The UCI has always worked in mysterious ways. It's never been quite clear how you get to be part of it. It's not run in any democratic, accountable way that has been apparent to me. So Pat MacQuaid was re-elected unopposed as its head? And just what say did you, I, or any other cyclist have in that. It's never been clear quite how the decision to drop the kilometre time trial from the Olympic Games was arrived at or who actually made it.
The whole question of the ProTour and its legitimacy is intriguing: what happened was that the governing body seemed wilfully to put itself into a conflict with the biggest race organiser in the sport. Similarly the UCI's rocky relationship with WADA has always been belied belief. It should be a no-brainer: you have a body which oversees anti-doping worldwide, you have a sport with a doping problem, so you work with WADA to clean up your sport, even if their head honcho says a bit too much for your liking occasionally. You don't sue them.
Going back to 1997, imagine if the response to Donati and the whistleblowing in L'Equipe had been, 'this is extremely worrying, we will investigate fully via an outside agency and we will publish the findings within three months.' And imagine if that had happened? Just perhaps, the sport might not have had to wait until Festina to find out what was really going on behind all those closed hotel room doors.
Can time really heal all ills?
The last 11 years shows that the only thing that has worked against doping is controlling and punishing: the controls have become more specific and the net narrower. The UCI deserves its share of credit for showing leadership among sports bodies. It was the first to bring in the urine test for EPO, accepted the principle of retrospective testing, brought in the red list, tested for homologous blood doping and have pushed ahead with the passport, clearly a major legal exercise.

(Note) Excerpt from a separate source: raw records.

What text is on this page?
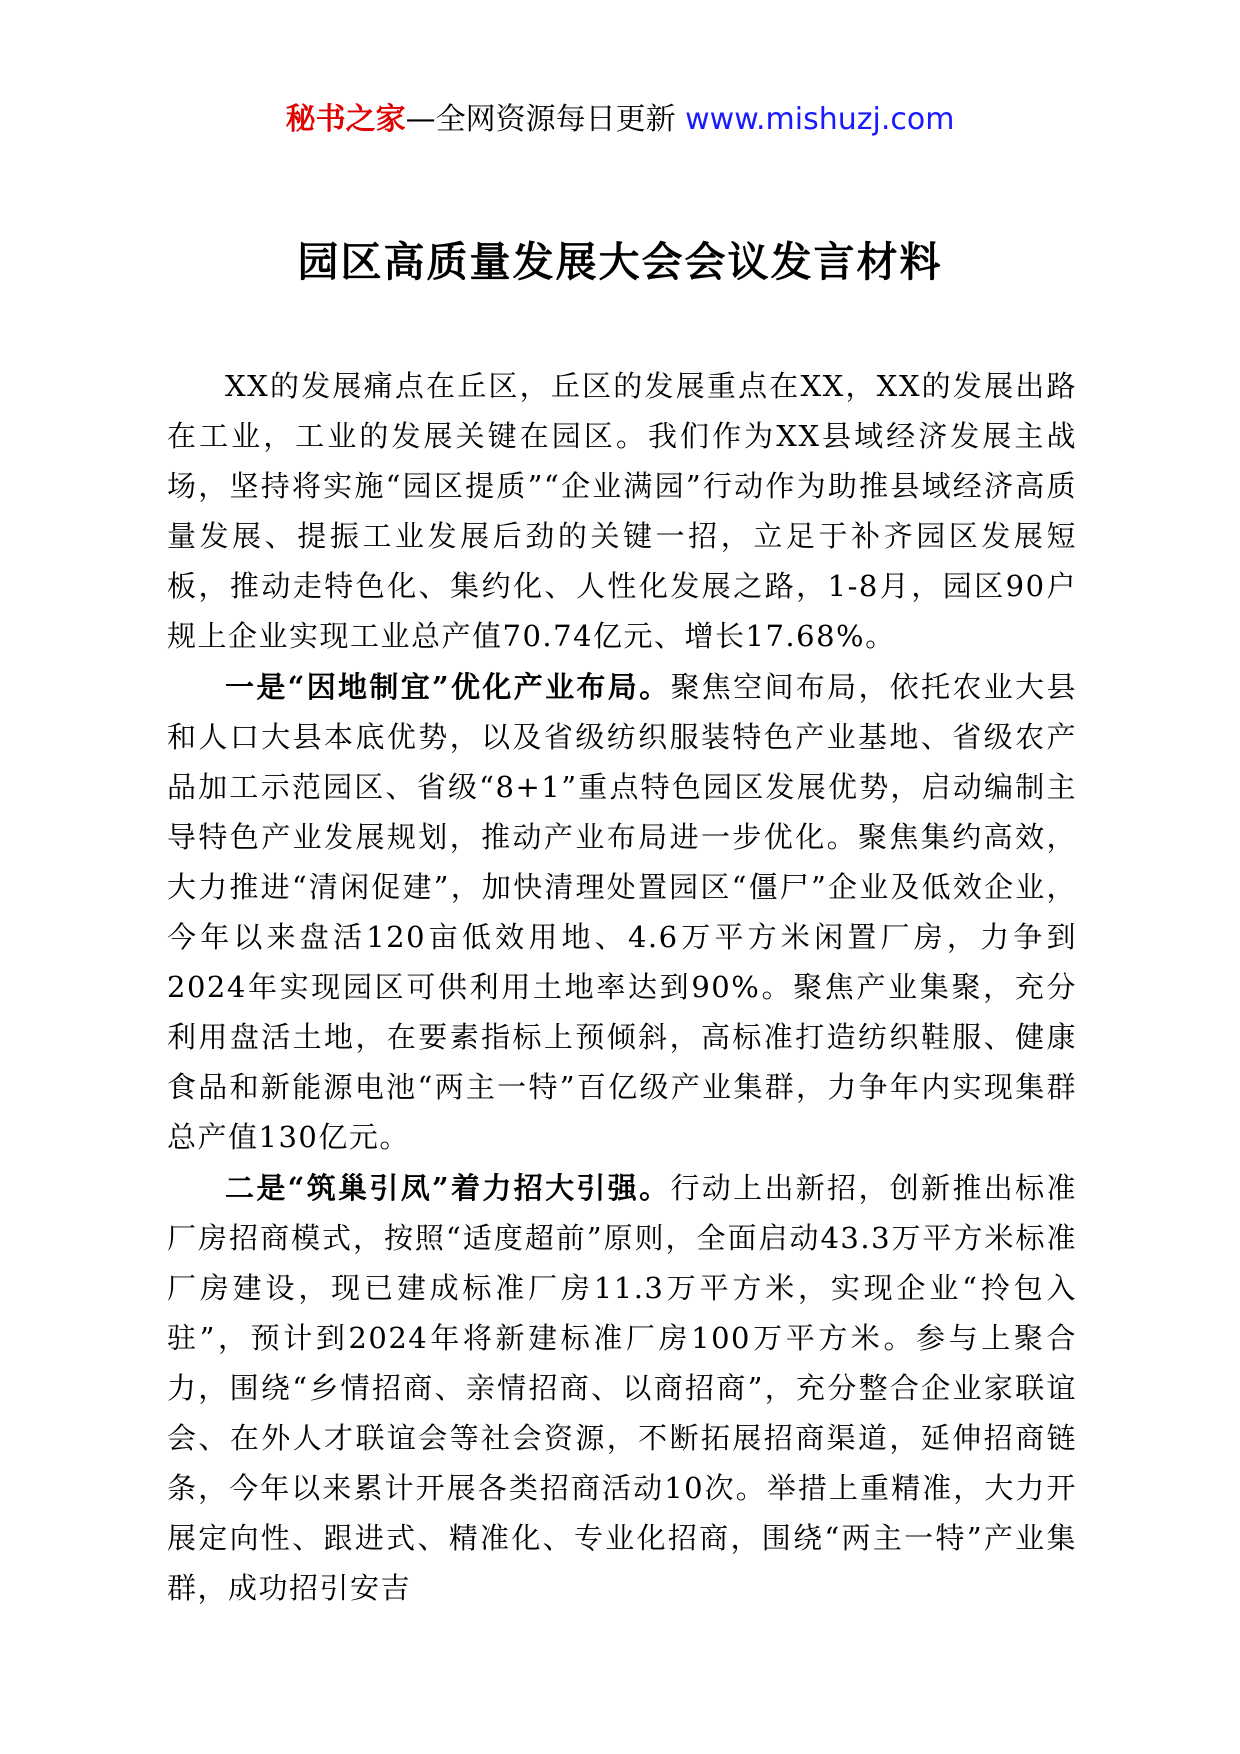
秘书之家—全网资源每日更新 www.mishuzj.com
园区高质量发展大会会议发言材料

XX的发展痛点在丘区，丘区的发展重点在XX，XX的发展出路在工业，工业的发展关键在园区。我们作为XX县域经济发展主战场，坚持将实施“园区提质”“企业满园”行动作为助推县域经济高质量发展、提振工业发展后劲的关键一招，立足于补齐园区发展短板，推动走特色化、集约化、人性化发展之路，1-8月，园区90户规上企业实现工业总产值70.74亿元、增长17.68%。

一是“因地制宜”优化产业布局。聚焦空间布局，依托农业大县和人口大县本底优势，以及省级纺织服装特色产业基地、省级农产品加工示范园区、省级“8+1”重点特色园区发展优势，启动编制主导特色产业发展规划，推动产业布局进一步优化。聚焦集约高效，大力推进“清闲促建”，加快清理处置园区“僵尸”企业及低效企业，今年以来盘活120亩低效用地、4.6万平方米闲置厂房，力争到2024年实现园区可供利用土地率达到90%。聚焦产业集聚，充分利用盘活土地，在要素指标上预倾斜，高标准打造纺织鞋服、健康食品和新能源电池“两主一特”百亿级产业集群，力争年内实现集群总产值130亿元。

二是“筑巢引凤”着力招大引强。行动上出新招，创新推出标准厂房招商模式，按照“适度超前”原则，全面启动43.3万平方米标准厂房建设，现已建成标准厂房11.3万平方米，实现企业“拎包入驻”，预计到2024年将新建标准厂房100万平方米。参与上聚合力，围绕“乡情招商、亲情招商、以商招商”，充分整合企业家联谊会、在外人才联谊会等社会资源，不断拓展招商渠道，延伸招商链条，今年以来累计开展各类招商活动10次。举措上重精准，大力开展定向性、跟进式、精准化、专业化招商，围绕“两主一特”产业集群，成功招引安吉
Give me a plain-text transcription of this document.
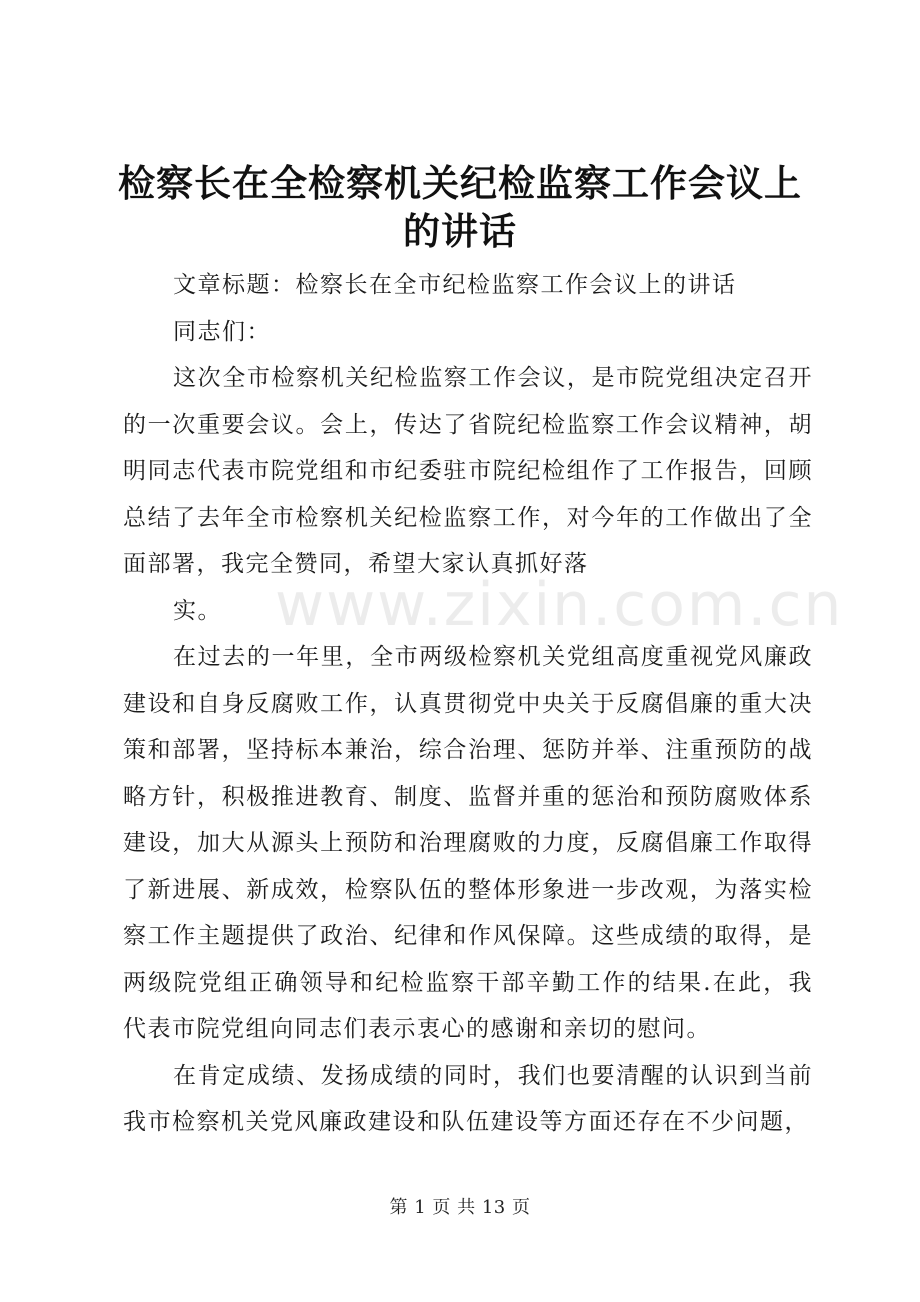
检察长在全检察机关纪检监察工作会议上的讲话

文章标题：检察长在全市纪检监察工作会议上的讲话

同志们：

这次全市检察机关纪检监察工作会议，是市院党组决定召开的一次重要会议。会上，传达了省院纪检监察工作会议精神，胡明同志代表市院党组和市纪委驻市院纪检组作了工作报告，回顾总结了去年全市检察机关纪检监察工作，对今年的工作做出了全面部署，我完全赞同，希望大家认真抓好落

实。

在过去的一年里，全市两级检察机关党组高度重视党风廉政建设和自身反腐败工作，认真贯彻党中央关于反腐倡廉的重大决策和部署，坚持标本兼治，综合治理、惩防并举、注重预防的战略方针，积极推进教育、制度、监督并重的惩治和预防腐败体系建设，加大从源头上预防和治理腐败的力度，反腐倡廉工作取得了新进展、新成效，检察队伍的整体形象进一步改观，为落实检察工作主题提供了政治、纪律和作风保障。这些成绩的取得，是两级院党组正确领导和纪检监察干部辛勤工作的结果.在此，我代表市院党组向同志们表示衷心的感谢和亲切的慰问。

在肯定成绩、发扬成绩的同时，我们也要清醒的认识到当前我市检察机关党风廉政建设和队伍建设等方面还存在不少问题，

www.zixin.com.cn
第 1 页 共 13 页
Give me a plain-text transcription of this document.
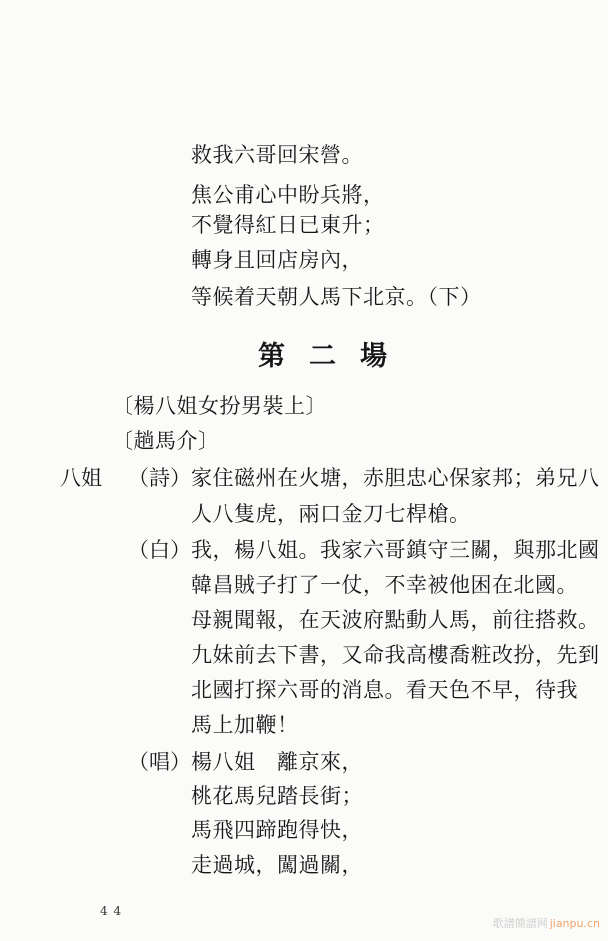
救我六哥回宋營。
焦公甫心中盼兵將，
不覺得紅日已東升；
轉身且回店房內，
等候着天朝人馬下北京。（下）
第二場
〔楊八姐女扮男裝上〕
〔趟馬介〕
八姐 （詩） 家住磁州在火塘，赤胆忠心保家邦；弟兄八
人八隻虎，兩口金刀七桿槍。
（白） 我，楊八姐。我家六哥鎮守三關，與那北國
韓昌賊子打了一仗，不幸被他困在北國。
母親聞報，在天波府點動人馬，前往搭救。
九妹前去下書，又命我高樓喬粧改扮，先到
北國打探六哥的消息。看天色不早，待我
馬上加鞭！
（唱） 楊八姐　離京來，
桃花馬兒踏長街；
馬飛四蹄跑得快，
走過城，闖過關，
4 4
歌譜簡譜网 jianpu.cn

Critically, they now have brought in outsiders such as Anne Gripper, Michael Ashenden - but what a shame Donati was marginalised, although he is now hailed at conferences such as Play the Game.
But until the last couple of years, the UCI tended to be reactive, with the pace in anti-doping set by the European police. The French cops made the breakthrough in 1998 and investigations in Italy, Belgium and Spain pushed things forward. Cycling has never enjoyed their interventions, but the inquiries kept forcing the sport to face the issue. I'd say the UCI did not truly manage that until the annus terribilis of 2006 - Puerto and Landis - made it clear the sport was facing oblivion. Looking back at that interview in 1997, I can understand why.